Alas, that the hopes I had entertained of her recovery should be so cruelly dashed! We had set out on our journey by carriage, stopping at London and Devizes, were a day out from Bristol in the packet, seated on deck in the morning sun, when Brodie our servant came to me from below in a state of much anxiety to say that her mistress could not be found. Needless to relate, I straightaway instituted a thorough search of the ship but could discover nothing. Our cabin was empty, the keepsake at which I had left her reading discarded on the bed. Near out of my mind at what this might portend, I rushed hither and thither about the deck peering beneath the canvases of the rowboats, even turning up the very coils of rope in an effort to find some clue. On the instant a gentleman who had been amusing himself by looking out across the stern of the vessel came rushing up to declare that he had seen a large object floating in the waves, resembling, as he put it, a giant water beetle resting on its back
. At my urgent solicitation the ship’s boat put out and in half an hour retrieved my darling from the sea. It appears now that she concealed herself in a water closet to the rear of the ship and by this means flung herself from its window, would have drowned had not the air become trapped in her skirts. When found, she was paddling in a feeble way and was pulled out quite demented…
Of the hours that followed—we were then two days’ journey from Cork—I can scarcely bring myself to speak.

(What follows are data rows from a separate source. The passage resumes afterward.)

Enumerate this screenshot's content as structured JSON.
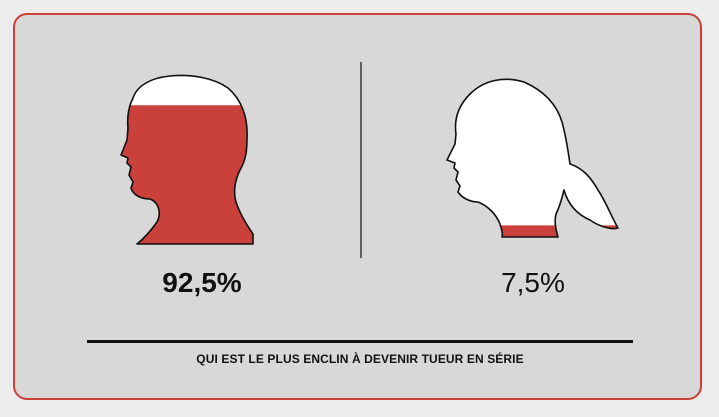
{
  "chart_data": {
    "type": "pictogram",
    "categories": [
      "male",
      "female"
    ],
    "values": [
      92.5,
      7.5
    ],
    "value_labels": [
      "92,5%",
      "7,5%"
    ],
    "unit": "%",
    "title": "QUI EST LE PLUS ENCLIN À DEVENIR TUEUR EN SÉRIE"
  },
  "colors": {
    "fill": "#c9413a",
    "outline": "#111111",
    "empty": "#ffffff",
    "card_border": "#c9413a",
    "card_bg": "#d8d8d8",
    "page_bg": "#ececec"
  },
  "icons": [
    "male-head-icon",
    "female-head-icon"
  ]
}
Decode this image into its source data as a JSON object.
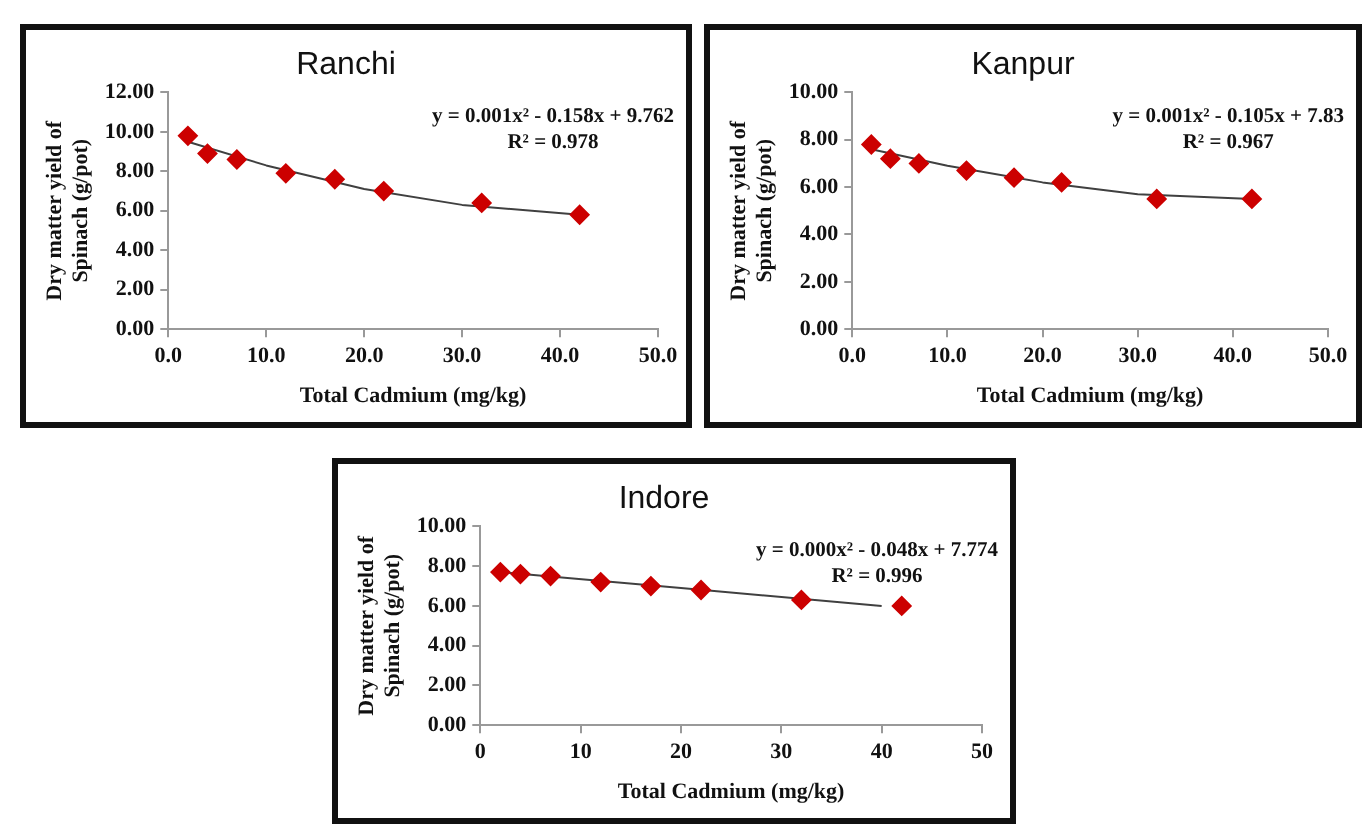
{
  "chart_data": [
    {
      "type": "scatter",
      "title": "Ranchi",
      "xlabel": "Total Cadmium (mg/kg)",
      "ylabel": "Dry matter yield of Spinach (g/pot)",
      "xlim": [
        0,
        50
      ],
      "xticks": [
        {
          "value": 0,
          "label": "0.0"
        },
        {
          "value": 10,
          "label": "10.0"
        },
        {
          "value": 20,
          "label": "20.0"
        },
        {
          "value": 30,
          "label": "30.0"
        },
        {
          "value": 40,
          "label": "40.0"
        },
        {
          "value": 50,
          "label": "50.0"
        }
      ],
      "ylim": [
        0,
        12
      ],
      "yticks": [
        {
          "value": 0,
          "label": "0.00"
        },
        {
          "value": 2,
          "label": "2.00"
        },
        {
          "value": 4,
          "label": "4.00"
        },
        {
          "value": 6,
          "label": "6.00"
        },
        {
          "value": 8,
          "label": "8.00"
        },
        {
          "value": 10,
          "label": "10.00"
        },
        {
          "value": 12,
          "label": "12.00"
        }
      ],
      "annotations": [
        "y = 0.001x² - 0.158x + 9.762",
        "R² = 0.978"
      ],
      "legend": false,
      "grid": false,
      "series": [
        {
          "color": "#cc0000",
          "marker": "diamond",
          "x": [
            2,
            4,
            7,
            12,
            17,
            22,
            32,
            42
          ],
          "values": [
            9.8,
            8.9,
            8.6,
            7.9,
            7.6,
            7.0,
            6.4,
            5.8
          ]
        },
        {
          "type": "line",
          "color": "#404040",
          "marker": "none",
          "x": [
            2,
            10,
            20,
            30,
            42
          ],
          "values": [
            9.5,
            8.3,
            7.1,
            6.3,
            5.8
          ]
        }
      ]
    },
    {
      "type": "scatter",
      "title": "Kanpur",
      "xlabel": "Total Cadmium (mg/kg)",
      "ylabel": "Dry matter yield of Spinach (g/pot)",
      "xlim": [
        0,
        50
      ],
      "xticks": [
        {
          "value": 0,
          "label": "0.0"
        },
        {
          "value": 10,
          "label": "10.0"
        },
        {
          "value": 20,
          "label": "20.0"
        },
        {
          "value": 30,
          "label": "30.0"
        },
        {
          "value": 40,
          "label": "40.0"
        },
        {
          "value": 50,
          "label": "50.0"
        }
      ],
      "ylim": [
        0,
        10
      ],
      "yticks": [
        {
          "value": 0,
          "label": "0.00"
        },
        {
          "value": 2,
          "label": "2.00"
        },
        {
          "value": 4,
          "label": "4.00"
        },
        {
          "value": 6,
          "label": "6.00"
        },
        {
          "value": 8,
          "label": "8.00"
        },
        {
          "value": 10,
          "label": "10.00"
        }
      ],
      "annotations": [
        "y = 0.001x² - 0.105x + 7.83",
        "R² = 0.967"
      ],
      "legend": false,
      "grid": false,
      "series": [
        {
          "color": "#cc0000",
          "marker": "diamond",
          "x": [
            2,
            4,
            7,
            12,
            17,
            22,
            32,
            42
          ],
          "values": [
            7.8,
            7.2,
            7.0,
            6.7,
            6.4,
            6.2,
            5.5,
            5.5
          ]
        },
        {
          "type": "line",
          "color": "#404040",
          "marker": "none",
          "x": [
            2,
            10,
            20,
            30,
            42
          ],
          "values": [
            7.6,
            6.9,
            6.2,
            5.7,
            5.5
          ]
        }
      ]
    },
    {
      "type": "scatter",
      "title": "Indore",
      "xlabel": "Total Cadmium (mg/kg)",
      "ylabel": "Dry matter yield of Spinach (g/pot)",
      "xlim": [
        0,
        50
      ],
      "xticks": [
        0,
        10,
        20,
        30,
        40,
        50
      ],
      "ylim": [
        0,
        10
      ],
      "yticks": [
        {
          "value": 0,
          "label": "0.00"
        },
        {
          "value": 2,
          "label": "2.00"
        },
        {
          "value": 4,
          "label": "4.00"
        },
        {
          "value": 6,
          "label": "6.00"
        },
        {
          "value": 8,
          "label": "8.00"
        },
        {
          "value": 10,
          "label": "10.00"
        }
      ],
      "annotations": [
        "y = 0.000x² - 0.048x + 7.774",
        "R² = 0.996"
      ],
      "legend": false,
      "grid": false,
      "series": [
        {
          "color": "#cc0000",
          "marker": "diamond",
          "x": [
            2,
            4,
            7,
            12,
            17,
            22,
            32,
            42
          ],
          "values": [
            7.7,
            7.6,
            7.5,
            7.2,
            7.0,
            6.8,
            6.3,
            6.0
          ]
        },
        {
          "type": "line",
          "color": "#404040",
          "marker": "none",
          "x": [
            2,
            20,
            40
          ],
          "values": [
            7.7,
            6.9,
            6.0
          ]
        }
      ]
    }
  ]
}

So fearful was I that she would once more seek to destroy herself that in the night I lay beside her chained at the waist by a piece of ribbon, so that I should know if she stirred. Happily, the ship’s cabinet contained a supply of laudanum and this, freely administered, was sufficient to pacify her until such time as we put into harbour. What was to be done? Knowing too well what would be the likely outcome, I could not immediately propose that we return to England. There was no one to whom I might apply. In the end I secured rooms for us in the city, representing my wife as excessively fatigued by the voyage, &c….
We were a fortnight at Cork. You cannot conceive the horror of it. The dull, hopeless look on her face, as if she knew full well the secret of her malady but could not bring herself to gainsay it. Of Irish doctors I think nothing. One prescribed brandy and milk, another walks by the shore—this when the poor creature could scarcely stir from her bed!—a third hot baths and chafing. Finally there came a little man—a Mr. Fitzpatrick—who did, I think, do her some good: ordered that she should not be disturbed, but her mind kept occupied, &c. She remarked once that her head “ran away with her like a carriage that would not stop,” which both he and I thought significant. And yet even here, when given rest and occupation, it was clear that her intellect was forcing her back upon a particular course, viz., when read to out of one of Mr. Smith’s novels, in fact a humorous piece about a tipsy labourer and his family, she burst out in a passion, talking of the poor children, and how should they have clean shirts, and what could be done, as if these were real infants living in some shanty a furlong distant.